Un motor que audita suscripciones leyendo solo los correos de facturación
SaaSClerk conecta el buzón con OAuth de solo lectura, extrae importes y avisos de renovación y marca las subidas de precio. El autor detalla el montaje con Next.js, Prisma y Neon.

Una auditoría a mano sacó siete servicios que su autor recordaba pagar. El escaneo del buzón entero encontró 23. Esa distancia es el argumento de SaaSClerk, un servicio que audita suscripciones leyendo el correo, y su creador ha detallado cómo funciona el motor: qué mensajes mira, qué guarda y qué decisiones de arquitectura sostienen la promesa de privacidad.
El primer intento fue una librería de cliente de correo con acceso IMAP directo. Se cayó por tres sitios: el rendimiento empeoraba con buzones grandes, los flujos de autenticación eran un incordio de mantener en cada proveedor y la frontera de privacidad quedaba borrosa, porque el servidor podía verlo todo.
Cómo funciona
El montaje final es Next.js con TypeScript para la aplicación y las rutas de API, Prisma como ORM y Neon Postgres como base de datos. La conexión al buzón va por OAuth con permisos de solo lectura sobre Gmail y Outlook, y los tokens se guardan cifrados con AES-256-GCM.
El escáner consulta únicamente los mensajes que encajan con patrones de facturación: asuntos con términos como "invoice", "receipt", "subscription" o "renewal", más remitentes conocidos de cobros. Una pasada ligera de lenguaje natural saca el nombre del servicio, el importe, la moneda, la periodicidad y la próxima renovación, y el usuario revisa la lista resultante. Nada fuera de esos mensajes se toca, y el contenido de los correos no se persiste: la extracción ocurre en memoria y solo sobrevive el registro estructurado.
Lo que se le escapó
La primera versión solo extraía importes. Funcionaba, pero la señal más valiosa estaba en el cambio.
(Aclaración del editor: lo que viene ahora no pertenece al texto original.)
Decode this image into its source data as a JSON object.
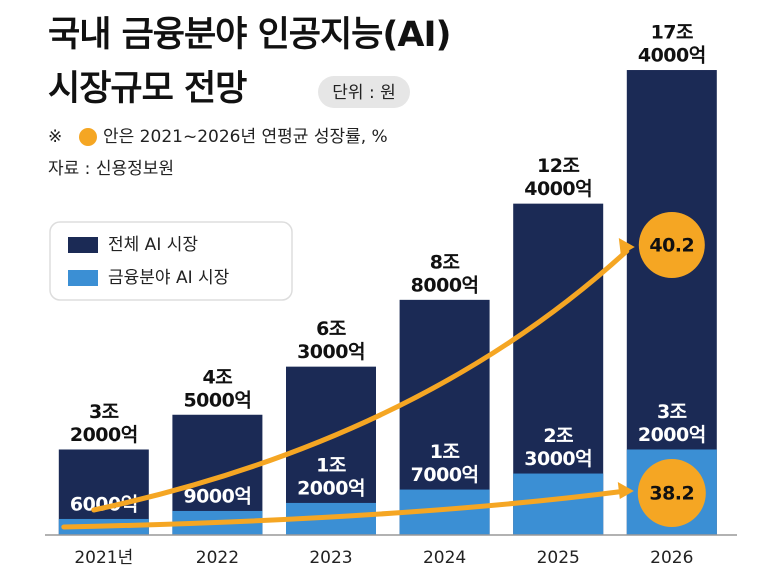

Los proveedores no anuncian las subidas en su página de precios; la subida vive en el aviso de renovación. A su autor le pasó con GitHub Pro, que pasó de 4 a 6 dólares al mes, y lo detectó dos meses tarde en el extracto del banco. Ahora el escáner busca señales de cambio —"will increase", "new price", "effective", junto a un valor numérico— y marca la suscripción con el importe viejo y el nuevo al lado. Si la diferencia supera el 5%, entra sola en la cola de revisión.
Encontrar el gasto es media faena; la otra es actuar antes del cobro. Los recordatorios son opt-out: al marcar una suscripción como "cancelar", el motor programa un correo 14 días antes de la siguiente fecha de facturación con el servicio, el precio y, cuando lo conoce, el enlace directo a la página de baja. Un clic en "Keep" dentro de ese correo los detiene.
Entre las decisiones que mantiene: escaneo en servidor en vez de una extensión de navegador, porque una extensión no corre con el navegador cerrado y la vigilancia de renovaciones necesita ejecutarse con una planificación; Neon en lugar de un Postgres autogestionado, por el branching de bases de datos; y nada de contraseñas IMAP, solo OAuth de solo lectura, a cambio de perder compatibilidad con algunos proveedores.
Lo que sigue abierto es el parseo de correos de facturación en otros idiomas. El conjunto de patrones nació en inglés y los primeros usuarios de otros mercados se toparon con el hueco; ampliarlo a español, francés y alemán sin debilitar la garantía de no almacenar es el trabajo en curso. El escáner destapó 4.200 dólares de gasto anual entre planes olvidados, duplicados y subidas silenciosas: la cifra es suya, de la auditoría sobre su propio buzón.